A cena punk em Berlim ficou bem mais calma nos últimos anos. Muitos dos punks mais velhos desistiram e os punks mais novos foram para outras cidades ou arranjaram empregos. Agora o que se vê por aí são impostores. Os piores são esses punkzinhos emo, sempre reclamando que a vida deles é difícil. Eu sou um punk Oi!, que significa perversidade e diversão.

Conta mais dessas tatuagens.
A maior parte delas fui eu que fiz em mim mesmo, com uma máquina que construí sozinho. A tatuagem na minha cabeça diz “brain fuck”.

Camisa American Apparel.

DAVE, 32

Vice: O que aconteceu com os squats de Berlim?
Dave: Estão sendo completamente extintos. O governo fecha, vende o terreno a uma empresa qualquer e ganha uma porrada de grana com isso. É assim que as coisas são.

Ainda é complicado entrar nos squats que restam?
Se você não conhecer ninguém de lá, pode ser bastante difícil entrar e, claro, se não tiver cara de que pertences àquilo, podes se meter em confusões. Mas a maior parte deles ainda tem os bares de antigamente, como a Köpi ou o Tommy Weissbecker Haus. São como qualquer outro bar punk, fora que nos ultimamente se tornaram muito mais políticos, desde que o governo meteu política à mistura.

Então por onde você anda atualmente?
A maioria dos jovens com cortes de cabelo “punk” agora vão para o Potse, um bar na área ocidental, por isso nós começamos a sair para outros lugares. Mas, pra ser sincero, continuo preferindo ficar aqui em Alexanderplatz. Temos o nosso canto e conhecemos todo mundo que por aqui passa.

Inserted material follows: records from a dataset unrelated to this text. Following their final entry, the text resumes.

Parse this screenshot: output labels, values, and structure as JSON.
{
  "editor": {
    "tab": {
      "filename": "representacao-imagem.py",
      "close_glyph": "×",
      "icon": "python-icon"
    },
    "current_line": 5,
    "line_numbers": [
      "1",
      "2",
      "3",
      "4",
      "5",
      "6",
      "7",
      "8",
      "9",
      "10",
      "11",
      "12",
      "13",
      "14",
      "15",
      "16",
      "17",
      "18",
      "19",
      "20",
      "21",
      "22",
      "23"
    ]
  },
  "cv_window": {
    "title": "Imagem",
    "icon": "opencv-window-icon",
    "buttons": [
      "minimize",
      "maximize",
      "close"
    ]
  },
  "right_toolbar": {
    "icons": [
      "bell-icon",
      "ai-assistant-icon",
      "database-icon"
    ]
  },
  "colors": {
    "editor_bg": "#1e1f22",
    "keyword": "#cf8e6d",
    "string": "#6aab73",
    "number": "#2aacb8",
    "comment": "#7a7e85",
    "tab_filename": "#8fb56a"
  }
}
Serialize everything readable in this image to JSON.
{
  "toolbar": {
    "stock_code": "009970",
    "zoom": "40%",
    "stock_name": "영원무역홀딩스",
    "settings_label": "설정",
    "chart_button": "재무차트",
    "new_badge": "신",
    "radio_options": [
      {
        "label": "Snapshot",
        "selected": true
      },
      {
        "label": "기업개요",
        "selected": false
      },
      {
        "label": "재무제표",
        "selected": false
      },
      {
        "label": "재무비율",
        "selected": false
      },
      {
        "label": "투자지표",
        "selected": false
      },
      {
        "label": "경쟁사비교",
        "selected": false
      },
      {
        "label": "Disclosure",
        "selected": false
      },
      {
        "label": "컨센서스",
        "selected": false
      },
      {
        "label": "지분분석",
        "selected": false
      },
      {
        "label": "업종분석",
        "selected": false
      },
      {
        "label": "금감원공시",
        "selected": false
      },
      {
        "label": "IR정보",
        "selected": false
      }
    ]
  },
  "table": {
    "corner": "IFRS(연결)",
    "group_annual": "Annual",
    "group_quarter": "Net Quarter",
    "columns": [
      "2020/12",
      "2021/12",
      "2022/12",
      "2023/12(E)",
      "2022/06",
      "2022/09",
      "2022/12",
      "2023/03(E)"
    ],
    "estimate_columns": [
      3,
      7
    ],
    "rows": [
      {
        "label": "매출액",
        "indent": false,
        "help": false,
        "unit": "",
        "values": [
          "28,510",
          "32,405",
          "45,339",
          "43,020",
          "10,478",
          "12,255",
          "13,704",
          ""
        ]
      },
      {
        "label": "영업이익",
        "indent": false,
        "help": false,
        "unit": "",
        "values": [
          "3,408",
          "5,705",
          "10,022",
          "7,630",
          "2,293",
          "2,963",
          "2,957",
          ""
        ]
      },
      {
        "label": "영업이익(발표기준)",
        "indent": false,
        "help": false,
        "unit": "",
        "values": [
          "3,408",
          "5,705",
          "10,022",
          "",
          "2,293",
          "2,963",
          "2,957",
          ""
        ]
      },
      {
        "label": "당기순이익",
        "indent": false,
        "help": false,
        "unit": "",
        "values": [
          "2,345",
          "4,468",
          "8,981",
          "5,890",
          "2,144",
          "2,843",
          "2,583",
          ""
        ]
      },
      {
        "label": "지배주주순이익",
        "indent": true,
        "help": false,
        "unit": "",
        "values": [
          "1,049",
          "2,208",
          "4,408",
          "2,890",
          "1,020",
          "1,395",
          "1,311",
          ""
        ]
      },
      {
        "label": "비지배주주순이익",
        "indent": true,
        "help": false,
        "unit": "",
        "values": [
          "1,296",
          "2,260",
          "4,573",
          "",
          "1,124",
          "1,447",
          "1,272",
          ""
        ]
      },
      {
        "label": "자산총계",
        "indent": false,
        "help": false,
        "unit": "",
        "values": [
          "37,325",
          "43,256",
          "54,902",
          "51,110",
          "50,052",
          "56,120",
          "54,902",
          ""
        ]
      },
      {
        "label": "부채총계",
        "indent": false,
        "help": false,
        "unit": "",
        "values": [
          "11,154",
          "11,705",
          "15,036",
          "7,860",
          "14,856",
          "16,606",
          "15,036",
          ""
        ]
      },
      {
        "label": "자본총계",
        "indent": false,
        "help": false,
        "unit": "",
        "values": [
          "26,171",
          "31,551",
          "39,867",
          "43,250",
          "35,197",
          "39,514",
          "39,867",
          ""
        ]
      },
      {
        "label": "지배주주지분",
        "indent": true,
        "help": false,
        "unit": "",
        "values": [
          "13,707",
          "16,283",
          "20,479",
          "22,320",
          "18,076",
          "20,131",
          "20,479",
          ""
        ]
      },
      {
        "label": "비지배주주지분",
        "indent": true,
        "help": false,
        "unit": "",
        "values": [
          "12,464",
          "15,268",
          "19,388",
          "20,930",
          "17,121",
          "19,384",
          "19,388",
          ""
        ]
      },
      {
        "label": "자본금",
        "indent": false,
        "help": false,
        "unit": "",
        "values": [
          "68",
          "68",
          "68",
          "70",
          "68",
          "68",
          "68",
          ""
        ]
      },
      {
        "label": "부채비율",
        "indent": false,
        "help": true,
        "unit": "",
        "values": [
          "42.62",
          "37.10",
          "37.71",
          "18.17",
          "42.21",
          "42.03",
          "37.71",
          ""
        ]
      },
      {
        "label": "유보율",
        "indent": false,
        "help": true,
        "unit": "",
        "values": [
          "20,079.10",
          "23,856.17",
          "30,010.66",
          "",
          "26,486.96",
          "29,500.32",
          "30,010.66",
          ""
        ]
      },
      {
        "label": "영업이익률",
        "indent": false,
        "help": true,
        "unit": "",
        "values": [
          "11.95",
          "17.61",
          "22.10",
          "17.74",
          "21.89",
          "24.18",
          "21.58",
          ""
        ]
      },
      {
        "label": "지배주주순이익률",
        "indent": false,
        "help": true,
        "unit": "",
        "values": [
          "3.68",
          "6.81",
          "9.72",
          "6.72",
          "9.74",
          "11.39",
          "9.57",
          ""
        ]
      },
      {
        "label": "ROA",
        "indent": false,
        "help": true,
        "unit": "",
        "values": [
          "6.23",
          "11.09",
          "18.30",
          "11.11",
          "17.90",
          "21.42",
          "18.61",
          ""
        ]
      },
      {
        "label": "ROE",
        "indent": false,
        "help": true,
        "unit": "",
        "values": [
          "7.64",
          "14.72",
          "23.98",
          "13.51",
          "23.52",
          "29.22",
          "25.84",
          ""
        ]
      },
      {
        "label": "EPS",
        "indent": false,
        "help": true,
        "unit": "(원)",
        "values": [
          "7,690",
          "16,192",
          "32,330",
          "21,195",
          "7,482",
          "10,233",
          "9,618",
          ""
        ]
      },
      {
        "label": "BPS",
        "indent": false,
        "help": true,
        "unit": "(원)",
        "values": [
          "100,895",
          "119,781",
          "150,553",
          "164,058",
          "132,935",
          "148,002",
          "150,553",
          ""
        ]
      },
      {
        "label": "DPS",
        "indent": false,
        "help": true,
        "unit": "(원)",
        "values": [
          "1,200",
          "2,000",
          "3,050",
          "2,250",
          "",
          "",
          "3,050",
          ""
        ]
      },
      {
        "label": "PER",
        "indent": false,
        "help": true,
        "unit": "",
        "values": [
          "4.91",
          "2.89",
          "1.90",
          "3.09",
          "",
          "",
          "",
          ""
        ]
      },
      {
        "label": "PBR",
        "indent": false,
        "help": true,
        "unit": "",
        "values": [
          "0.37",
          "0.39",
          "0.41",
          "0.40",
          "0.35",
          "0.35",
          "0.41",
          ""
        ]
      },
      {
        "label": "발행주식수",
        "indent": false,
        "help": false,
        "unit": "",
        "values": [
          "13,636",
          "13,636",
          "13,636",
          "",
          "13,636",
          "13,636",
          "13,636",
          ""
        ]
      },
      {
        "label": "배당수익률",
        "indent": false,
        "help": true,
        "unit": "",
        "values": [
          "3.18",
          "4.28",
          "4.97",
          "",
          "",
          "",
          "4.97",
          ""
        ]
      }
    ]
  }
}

Costumam se meter em problemas?
Nós não somos um grupo problemático, mas, se alguém enche o saco, não tenho problema nenhum em mostrar pra ele o gosto da minha bota, se é que me entende. A menos que seja uma mina. Não bato em mulheres, isso não é certo. Mas a minha cadela lutava por mim. Ela é como eu, também adora cerveja.